The Shattered Self: The End of Natural Evolution
Pierre Baldi is Professor of Information and Computer Science and of Biological Chemistry (College of Medicine) and Director of the Institute for Genomics and Bioinformatics at the University of California, Irvine.
An exploration of the far-reaching scientific and social changes made possible by advances in molecular biotechnology.
Throughout history, we have selected and manipulated the genomes of plants, animals, and even ourselves. Until now, however, such control could be exerted only at the level of the entire organism. Scientific and technological advances now allow us to manipulate genomes directly at the level of single genes and their constituents, with a speed and precision that far exceed what natural evolution has been able to achieve over the past 3.5 billion years. These advances open new possibilities for medicine, biotechnology, and society as a whole. We already have in vitro fertilization and animal cloning; in the future human cloning and the exploitation of embryonic stem cells, among other capabilities, may be routine. At the same time, we are developing machines that will surpass the human brain in raw computing power and building an interconnected world of information-processing devices that makes science fiction pale in comparison. In this book Baldi explores what it is about these phenomena that makes us so uneasy—the shattering of the human self as we know it.

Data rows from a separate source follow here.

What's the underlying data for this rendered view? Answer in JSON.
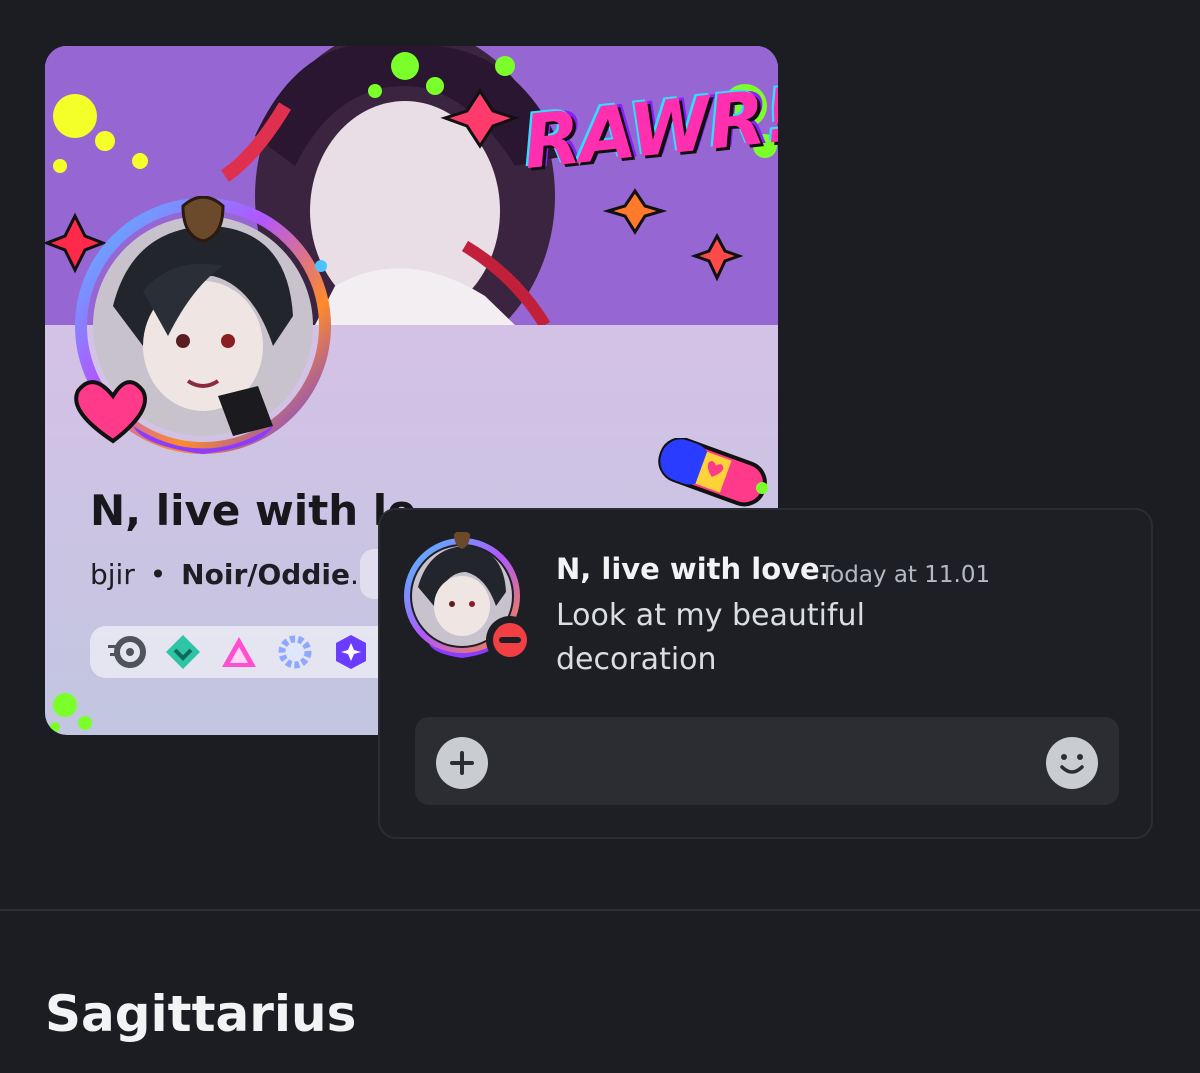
{
  "profile": {
    "banner_text": "RAWR!",
    "display_name": "N, live with lo",
    "username": "bjir",
    "separator": "•",
    "pronouns": "Noir/Oddie",
    "pronouns_suffix": ".",
    "badges": [
      {
        "icon": "nitro-badge-icon"
      },
      {
        "icon": "boost-badge-icon"
      },
      {
        "icon": "hypesquad-badge-icon"
      },
      {
        "icon": "laurel-badge-icon"
      },
      {
        "icon": "quest-badge-icon"
      }
    ]
  },
  "preview": {
    "author": "N, live with love.",
    "timestamp": "Today at 11.01",
    "message_line1": "Look at my beautiful",
    "message_line2": "decoration",
    "status": "do-not-disturb",
    "status_color": "#f23f43"
  },
  "section": {
    "title": "Sagittarius"
  }
}
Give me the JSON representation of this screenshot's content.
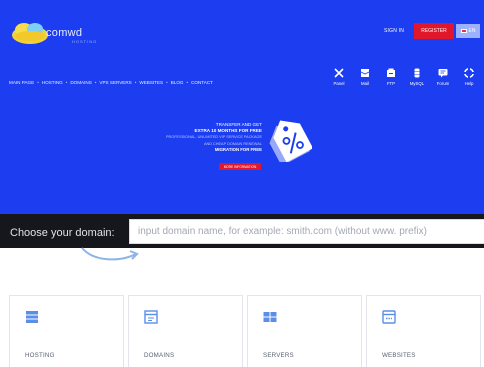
{
  "header": {
    "logo_text": "comwd",
    "logo_subtext": "HOSTING",
    "sign_in": "SIGN IN",
    "register": "REGISTER",
    "language": "EN"
  },
  "nav": {
    "items": [
      "MAIN PAGE",
      "HOSTING",
      "DOMAINS",
      "VPS SERVERS",
      "WEBSITES",
      "BLOG",
      "CONTACT"
    ],
    "separator": "•"
  },
  "quick_links": [
    {
      "label": "Panel",
      "icon": "tools-icon"
    },
    {
      "label": "Mail",
      "icon": "mail-icon"
    },
    {
      "label": "FTP",
      "icon": "ftp-icon"
    },
    {
      "label": "MySQL",
      "icon": "database-icon"
    },
    {
      "label": "Forum",
      "icon": "forum-icon"
    },
    {
      "label": "Help",
      "icon": "help-icon"
    }
  ],
  "promo": {
    "line1": "TRANSFER AND GET",
    "line2": "EXTRA 10 MONTHS FOR FREE",
    "desc1": "PROFESSIONAL, UNLIMITED VIP SERVICE PACKAGE",
    "desc2": "AND CHEAP DOMAIN RENEWAL",
    "line3": "MIGRATION FOR FREE",
    "button": "MORE INFORMATION"
  },
  "domain_search": {
    "label": "Choose your domain:",
    "placeholder": "input domain name, for example: smith.com (without www. prefix)"
  },
  "cards": [
    {
      "label": "HOSTING",
      "icon": "server-icon"
    },
    {
      "label": "DOMAINS",
      "icon": "domain-icon"
    },
    {
      "label": "SERVERS",
      "icon": "servers-icon"
    },
    {
      "label": "WEBSITES",
      "icon": "website-icon"
    }
  ],
  "colors": {
    "hero_bg": "#1c3ef0",
    "accent_red": "#e0162b",
    "search_bar_bg": "#16171c",
    "card_icon": "#5a8fe8"
  }
}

Through evolution our brains have been wired to provide us with an inner sense of self, a feeling that each of us is a unique individual delimited by precise boundaries. We have also been wired to reproduce ourselves in a certain way. Baldi argues that this self-centered view of the world is scientifically wrong. Its past success lies in its being an adequate model during our evolutionary bootstrapping: a world without molecular biotechnology, human cloning, and the Internet. Eventually we must come to terms with the fact that genomes, computations, and mind are fluid, continuous entities, in both space and time. The boundary between the self and the world has begun to blur and ultimately may evaporate entirely. Baldi offers not predictions but an open-eyed exploration of our current state of knowledge and the possibilities that lie ahead.